Let's start with the best review. IGN.com gives WWE 2K14 8.7 out of 10, praising the game's 30 Years of Wrestlemania mode, but knocking the game's dumb AI:
It still lacks the brains to deliver competent AI and commentators, but WWE 2K14 has more than enough brawn to make up for it. 30 Years of Wrestlemania provides the strongest campaign backbone the series has had in a long time, the in-ring action is faster and more fluid than it's been in years, and thanks to WWE 2K14's continually expanding creation suite, we’re swimming in more options than we ever knew we wanted. It is indeed “time to play the game.”
GameSpot is much more critical, giving the game a 6 out of 10, mostly because they consider the game's action to be "clunky":
It's a shame the wrestling isn't up to par in WWE 2K14 because the elements surrounding it are so interesting...For anyone who grew up loving professional wrestling, be prepared to be swept away in a tide of nostalgia. If only the core action could have been as compelling.

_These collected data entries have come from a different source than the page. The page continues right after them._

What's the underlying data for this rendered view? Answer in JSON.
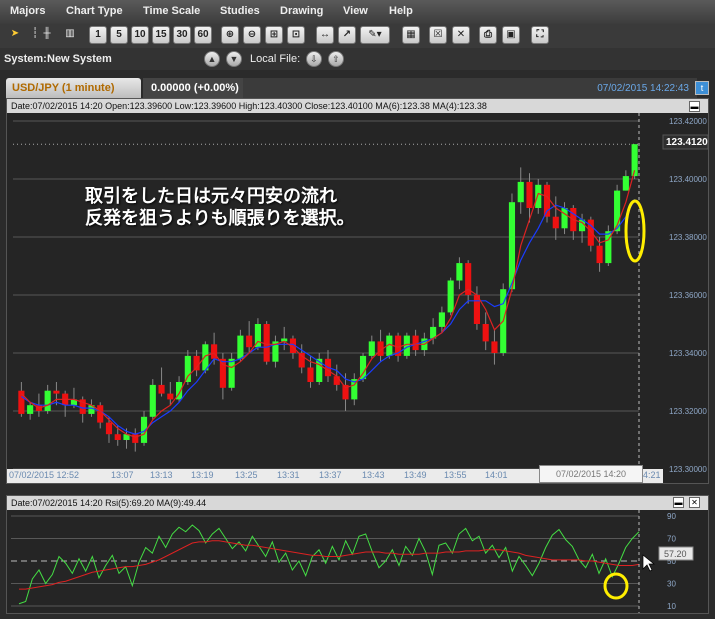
{
  "menu": [
    "Majors",
    "Chart Type",
    "Time Scale",
    "Studies",
    "Drawing",
    "View",
    "Help"
  ],
  "toolbar": {
    "intervals": [
      "1",
      "5",
      "10",
      "15",
      "30",
      "60"
    ]
  },
  "system": {
    "label": "System:",
    "name": "New System",
    "local_file_label": "Local File:"
  },
  "tab": {
    "symbol": "USD/JPY (1 minute)",
    "change": "0.00000 (+0.00%)",
    "datetime": "07/02/2015 14:22:43"
  },
  "price_panel": {
    "info": "Date:07/02/2015 14:20  Open:123.39600  Low:123.39600  High:123.40300  Close:123.40100  MA(6):123.38  MA(4):123.38",
    "last_price": "123.41200",
    "y_ticks": [
      "123.42000",
      "123.40000",
      "123.38000",
      "123.36000",
      "123.34000",
      "123.32000",
      "123.30000"
    ],
    "x_first": "07/02/2015 12:52",
    "x_ticks": [
      "13:07",
      "13:13",
      "13:19",
      "13:25",
      "13:31",
      "13:37",
      "13:43",
      "13:49",
      "13:55",
      "14:01"
    ],
    "crosshair_label": "07/02/2015 14:20",
    "x_last_partial": "4:21",
    "annotation": [
      "取引をした日は元々円安の流れ",
      "反発を狙うよりも順張りを選択。"
    ]
  },
  "rsi_panel": {
    "info": "Date:07/02/2015 14:20  Rsi(5):69.20  MA(9):49.44",
    "y_ticks": [
      "90",
      "70",
      "50",
      "30",
      "10"
    ],
    "value_label": "57.20"
  },
  "colors": {
    "up": "#33ff33",
    "down": "#ee1111",
    "ma_short": "#1a3cff",
    "ma_long": "#dd2222",
    "rsi": "#44dd44",
    "highlight": "#ffee00"
  },
  "chart_data": [
    {
      "type": "candlestick",
      "title": "USD/JPY (1 minute)",
      "ylim": [
        123.3,
        123.42
      ],
      "y_ticks": [
        123.3,
        123.32,
        123.34,
        123.36,
        123.38,
        123.4,
        123.42
      ],
      "x_tick_labels": [
        "07/02/2015 12:52",
        "13:07",
        "13:13",
        "13:19",
        "13:25",
        "13:31",
        "13:37",
        "13:43",
        "13:49",
        "13:55",
        "14:01",
        "07/02/2015 14:20"
      ],
      "candles": [
        {
          "o": 123.327,
          "h": 123.33,
          "l": 123.318,
          "c": 123.319
        },
        {
          "o": 123.319,
          "h": 123.323,
          "l": 123.317,
          "c": 123.322
        },
        {
          "o": 123.322,
          "h": 123.326,
          "l": 123.318,
          "c": 123.32
        },
        {
          "o": 123.32,
          "h": 123.329,
          "l": 123.319,
          "c": 123.327
        },
        {
          "o": 123.327,
          "h": 123.33,
          "l": 123.322,
          "c": 123.326
        },
        {
          "o": 123.326,
          "h": 123.327,
          "l": 123.318,
          "c": 123.322
        },
        {
          "o": 123.322,
          "h": 123.328,
          "l": 123.321,
          "c": 123.324
        },
        {
          "o": 123.324,
          "h": 123.325,
          "l": 123.316,
          "c": 123.319
        },
        {
          "o": 123.319,
          "h": 123.324,
          "l": 123.318,
          "c": 123.322
        },
        {
          "o": 123.322,
          "h": 123.323,
          "l": 123.314,
          "c": 123.316
        },
        {
          "o": 123.316,
          "h": 123.318,
          "l": 123.309,
          "c": 123.312
        },
        {
          "o": 123.312,
          "h": 123.315,
          "l": 123.308,
          "c": 123.31
        },
        {
          "o": 123.31,
          "h": 123.314,
          "l": 123.307,
          "c": 123.312
        },
        {
          "o": 123.312,
          "h": 123.314,
          "l": 123.306,
          "c": 123.309
        },
        {
          "o": 123.309,
          "h": 123.32,
          "l": 123.308,
          "c": 123.318
        },
        {
          "o": 123.318,
          "h": 123.331,
          "l": 123.317,
          "c": 123.329
        },
        {
          "o": 123.329,
          "h": 123.335,
          "l": 123.325,
          "c": 123.326
        },
        {
          "o": 123.326,
          "h": 123.33,
          "l": 123.322,
          "c": 123.324
        },
        {
          "o": 123.324,
          "h": 123.332,
          "l": 123.323,
          "c": 123.33
        },
        {
          "o": 123.33,
          "h": 123.341,
          "l": 123.329,
          "c": 123.339
        },
        {
          "o": 123.339,
          "h": 123.341,
          "l": 123.332,
          "c": 123.334
        },
        {
          "o": 123.334,
          "h": 123.344,
          "l": 123.333,
          "c": 123.343
        },
        {
          "o": 123.343,
          "h": 123.347,
          "l": 123.336,
          "c": 123.338
        },
        {
          "o": 123.338,
          "h": 123.34,
          "l": 123.324,
          "c": 123.328
        },
        {
          "o": 123.328,
          "h": 123.34,
          "l": 123.327,
          "c": 123.338
        },
        {
          "o": 123.338,
          "h": 123.348,
          "l": 123.337,
          "c": 123.346
        },
        {
          "o": 123.346,
          "h": 123.351,
          "l": 123.34,
          "c": 123.342
        },
        {
          "o": 123.342,
          "h": 123.352,
          "l": 123.341,
          "c": 123.35
        },
        {
          "o": 123.35,
          "h": 123.351,
          "l": 123.336,
          "c": 123.337
        },
        {
          "o": 123.337,
          "h": 123.346,
          "l": 123.335,
          "c": 123.344
        },
        {
          "o": 123.344,
          "h": 123.349,
          "l": 123.341,
          "c": 123.345
        },
        {
          "o": 123.345,
          "h": 123.346,
          "l": 123.338,
          "c": 123.34
        },
        {
          "o": 123.34,
          "h": 123.343,
          "l": 123.333,
          "c": 123.335
        },
        {
          "o": 123.335,
          "h": 123.339,
          "l": 123.328,
          "c": 123.33
        },
        {
          "o": 123.33,
          "h": 123.34,
          "l": 123.329,
          "c": 123.338
        },
        {
          "o": 123.338,
          "h": 123.341,
          "l": 123.33,
          "c": 123.332
        },
        {
          "o": 123.332,
          "h": 123.336,
          "l": 123.327,
          "c": 123.329
        },
        {
          "o": 123.329,
          "h": 123.333,
          "l": 123.32,
          "c": 123.324
        },
        {
          "o": 123.324,
          "h": 123.333,
          "l": 123.322,
          "c": 123.331
        },
        {
          "o": 123.331,
          "h": 123.34,
          "l": 123.33,
          "c": 123.339
        },
        {
          "o": 123.339,
          "h": 123.346,
          "l": 123.338,
          "c": 123.344
        },
        {
          "o": 123.344,
          "h": 123.348,
          "l": 123.337,
          "c": 123.339
        },
        {
          "o": 123.339,
          "h": 123.347,
          "l": 123.338,
          "c": 123.346
        },
        {
          "o": 123.346,
          "h": 123.347,
          "l": 123.337,
          "c": 123.339
        },
        {
          "o": 123.339,
          "h": 123.347,
          "l": 123.338,
          "c": 123.346
        },
        {
          "o": 123.346,
          "h": 123.348,
          "l": 123.339,
          "c": 123.341
        },
        {
          "o": 123.341,
          "h": 123.347,
          "l": 123.339,
          "c": 123.345
        },
        {
          "o": 123.345,
          "h": 123.352,
          "l": 123.343,
          "c": 123.349
        },
        {
          "o": 123.349,
          "h": 123.356,
          "l": 123.347,
          "c": 123.354
        },
        {
          "o": 123.354,
          "h": 123.366,
          "l": 123.353,
          "c": 123.365
        },
        {
          "o": 123.365,
          "h": 123.373,
          "l": 123.362,
          "c": 123.371
        },
        {
          "o": 123.371,
          "h": 123.372,
          "l": 123.357,
          "c": 123.36
        },
        {
          "o": 123.36,
          "h": 123.363,
          "l": 123.348,
          "c": 123.35
        },
        {
          "o": 123.35,
          "h": 123.354,
          "l": 123.341,
          "c": 123.344
        },
        {
          "o": 123.344,
          "h": 123.348,
          "l": 123.336,
          "c": 123.34
        },
        {
          "o": 123.34,
          "h": 123.364,
          "l": 123.339,
          "c": 123.362
        },
        {
          "o": 123.362,
          "h": 123.395,
          "l": 123.361,
          "c": 123.392
        },
        {
          "o": 123.392,
          "h": 123.404,
          "l": 123.388,
          "c": 123.399
        },
        {
          "o": 123.399,
          "h": 123.402,
          "l": 123.385,
          "c": 123.39
        },
        {
          "o": 123.39,
          "h": 123.4,
          "l": 123.388,
          "c": 123.398
        },
        {
          "o": 123.398,
          "h": 123.399,
          "l": 123.385,
          "c": 123.387
        },
        {
          "o": 123.387,
          "h": 123.394,
          "l": 123.379,
          "c": 123.383
        },
        {
          "o": 123.383,
          "h": 123.392,
          "l": 123.381,
          "c": 123.39
        },
        {
          "o": 123.39,
          "h": 123.391,
          "l": 123.379,
          "c": 123.382
        },
        {
          "o": 123.382,
          "h": 123.388,
          "l": 123.378,
          "c": 123.386
        },
        {
          "o": 123.386,
          "h": 123.387,
          "l": 123.375,
          "c": 123.377
        },
        {
          "o": 123.377,
          "h": 123.38,
          "l": 123.368,
          "c": 123.371
        },
        {
          "o": 123.371,
          "h": 123.384,
          "l": 123.37,
          "c": 123.382
        },
        {
          "o": 123.382,
          "h": 123.398,
          "l": 123.381,
          "c": 123.396
        },
        {
          "o": 123.396,
          "h": 123.403,
          "l": 123.396,
          "c": 123.401
        },
        {
          "o": 123.401,
          "h": 123.412,
          "l": 123.4,
          "c": 123.412
        }
      ],
      "ma": [
        {
          "name": "MA(6)",
          "values": [
            123.325,
            123.323,
            123.322,
            123.322,
            123.323,
            123.322,
            123.322,
            123.321,
            123.321,
            123.32,
            123.318,
            123.315,
            123.313,
            123.312,
            123.313,
            123.316,
            123.318,
            123.32,
            123.323,
            123.327,
            123.33,
            123.334,
            123.338,
            123.337,
            123.337,
            123.338,
            123.34,
            123.342,
            123.342,
            123.343,
            123.343,
            123.343,
            123.341,
            123.339,
            123.337,
            123.335,
            123.334,
            123.331,
            123.33,
            123.331,
            123.334,
            123.337,
            123.339,
            123.34,
            123.342,
            123.343,
            123.344,
            123.345,
            123.347,
            123.35,
            123.355,
            123.358,
            123.358,
            123.358,
            123.356,
            123.357,
            123.364,
            123.372,
            123.378,
            123.383,
            123.389,
            123.391,
            123.39,
            123.388,
            123.386,
            123.384,
            123.381,
            123.381,
            123.383,
            123.387,
            123.393
          ]
        },
        {
          "name": "MA(4)",
          "values": [
            123.326,
            123.323,
            123.321,
            123.322,
            123.324,
            123.324,
            123.324,
            123.323,
            123.322,
            123.32,
            123.317,
            123.314,
            123.312,
            123.311,
            123.312,
            123.317,
            123.32,
            123.322,
            123.326,
            123.332,
            123.335,
            123.339,
            123.34,
            123.336,
            123.335,
            123.337,
            123.34,
            123.344,
            123.343,
            123.343,
            123.344,
            123.342,
            123.339,
            123.337,
            123.336,
            123.334,
            123.332,
            123.328,
            123.329,
            123.333,
            123.338,
            123.341,
            123.343,
            123.342,
            123.343,
            123.343,
            123.343,
            123.345,
            123.347,
            123.352,
            123.36,
            123.362,
            123.36,
            123.355,
            123.348,
            123.351,
            123.362,
            123.377,
            123.386,
            123.395,
            123.394,
            123.39,
            123.388,
            123.386,
            123.385,
            123.382,
            123.378,
            123.379,
            123.384,
            123.392,
            123.403
          ]
        }
      ]
    },
    {
      "type": "line",
      "title": "Rsi(5) / MA(9)",
      "ylim": [
        10,
        90
      ],
      "y_ticks": [
        10,
        30,
        50,
        70,
        90
      ],
      "series": [
        {
          "name": "Rsi(5)",
          "values": [
            12,
            14,
            34,
            42,
            30,
            38,
            54,
            48,
            39,
            52,
            41,
            54,
            35,
            46,
            55,
            39,
            45,
            28,
            49,
            62,
            57,
            72,
            62,
            74,
            80,
            76,
            82,
            77,
            66,
            74,
            79,
            70,
            61,
            67,
            59,
            72,
            63,
            54,
            67,
            49,
            57,
            42,
            50,
            37,
            54,
            60,
            48,
            63,
            51,
            68,
            56,
            72,
            74,
            58,
            44,
            50,
            60,
            46,
            63,
            55,
            70,
            58,
            38,
            64,
            66,
            57,
            74,
            79,
            68,
            72,
            57,
            64,
            53,
            62,
            41,
            54,
            46,
            37,
            48,
            62,
            73,
            78,
            69,
            63,
            51,
            44,
            56,
            39,
            52,
            36,
            48,
            62,
            70,
            76
          ]
        },
        {
          "name": "MA(9)",
          "values": [
            25,
            25,
            26,
            27,
            28,
            29,
            31,
            32,
            34,
            36,
            38,
            40,
            41,
            42,
            43,
            44,
            45,
            45,
            46,
            47,
            49,
            51,
            54,
            57,
            60,
            63,
            66,
            67,
            67,
            68,
            68,
            67,
            66,
            65,
            64,
            64,
            63,
            62,
            61,
            60,
            59,
            58,
            57,
            56,
            55,
            55,
            54,
            54,
            54,
            55,
            56,
            57,
            58,
            58,
            58,
            57,
            57,
            56,
            56,
            56,
            56,
            57,
            57,
            57,
            58,
            58,
            58,
            59,
            59,
            59,
            60,
            60,
            60,
            59,
            58,
            57,
            55,
            54,
            53,
            52,
            51,
            51,
            51,
            51,
            51,
            50,
            50,
            49,
            48,
            47,
            46,
            46,
            46,
            47
          ]
        }
      ]
    }
  ]
}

Game Informer, meanwhile, also praises the 30 Years of Wrestlemania mode but says the game's objective-driven single player mode becomes tedious:
WWE 2K14 has some issues, but I still enjoyed the majority of my time with it. THQ attempted similar historical themes in the past with Legends of WrestleMania and WWE All-Stars, but 2K14 complements its historical angle with deep mechanics. 2K’s first stab at sports entertainment is a lot of fun (especially for history buffs), but the feeling of déjà vu left me wanting the developer to move the full experience forward with the same enthusiasm that it embraced the past.
Gaming Age gives the game a B+, crediting the game's myriad of modes and customization options. But says the game's graphics are sub-par:
Visually the series hasn’t been what you would call a “looker” for quite a while now, but honestly I’ll take slick game play over visuals any year. Sometimes WWE 2K14 looks brilliant, but there are times when the game and even player models look downright wrong.
In the same review, Gaming Age also calls the AI "spotty". So there you have it -- WWE 2K14 has some significant flaws, but is worth a purchase for a big fan of the WWE, especially if you were a fan back when it was called the WWF.